Monday 9 July 2018
After having some success with multi-axis turning of spindle work, I thought I would use the same or similar techniques on faceplate and bowl turning.
Obviously work cannot be mounted between centres and holding work off centre in a four-jaw self-centring chuck is not recommended. The answer has to be a screw chuck but there cannot be holes left in the bottom of the piece.
Therefore, my solution was to glue a block of mahogany (Meliaceae) to the base of the bowl to take the holes for the screw chuck. My screw chuck is one that is held in the four-jaw chuck and is only 50mm (2in) diameter. I was doubtful as to whether there would be sufficient surface contact when offsetting so to ease my fears, I fitted a piece of sycamore (Platanaceae) over the screw chuck the same diameter as the chuck body. I made the glue block 150mm (6in) diameter x 50mm (2in) thick. This could probably be smaller but I erred on the side of caution.

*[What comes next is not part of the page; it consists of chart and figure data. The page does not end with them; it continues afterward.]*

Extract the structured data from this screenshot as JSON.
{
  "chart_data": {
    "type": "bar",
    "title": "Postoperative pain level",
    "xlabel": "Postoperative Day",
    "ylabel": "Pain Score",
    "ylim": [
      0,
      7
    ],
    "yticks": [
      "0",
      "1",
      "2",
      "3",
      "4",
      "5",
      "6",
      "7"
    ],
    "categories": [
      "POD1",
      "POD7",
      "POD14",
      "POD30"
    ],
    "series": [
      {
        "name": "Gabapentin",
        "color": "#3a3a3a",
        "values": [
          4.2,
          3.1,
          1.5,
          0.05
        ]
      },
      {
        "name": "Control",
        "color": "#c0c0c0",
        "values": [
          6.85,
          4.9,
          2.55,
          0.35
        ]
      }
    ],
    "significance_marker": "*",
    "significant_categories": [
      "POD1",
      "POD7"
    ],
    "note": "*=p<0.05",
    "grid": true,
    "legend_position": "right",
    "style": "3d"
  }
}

For this project, I chose a piece of olive ash (Fraxinus excelsior) 250mm (9 3/4in) diameter x 75mm (3in). I mounted the piece centrally on the screw chuck and then turned the outside to the finished size and shape. The size of the base of the bowl
was set at about 70mm-80mm
(2 3/4in-3 1/8in) and made perfectly flat to accept the glue block.
With the glue block securely attached to the base of the bowl and accurately marked out – as well as drilled for the fixing points – it was time to start the turning process.
The first move was to set the bowl up centrally and clean up the face, then mount it onto one of the offset points. Now, the fun really started because it was out of balance so make sure the lathe is set at a low speed and then gradually increase it (this is where a variable speed lathe comes into its own). On my Nova lathe, I got to around 250rpm before there was any vibration.
With the first leaf shape formed, move on to the next offset point. Things start to get really exciting now. Not only will you experience out of balance but there are also interrupted cuts to contend with. Fortunately, with some of the weight removed, I was able to increase speed to 300rpm.
For the final offset point, there was more out of balance and even more interrupted cut. However, with still more weight out of the bowl, I was able to get up to 390rpm.
Having finished the bowl, I realised I had perhaps made the wrong choice in using olive ash for this project as the grain pattern was overpowering the detail of the three-leaf clover design. Therefore, I repeated the exercise using sycamore (Platanaceae) and purpleheart (Peltogyne porphyrocardia). This combination gave a much more pleasing result.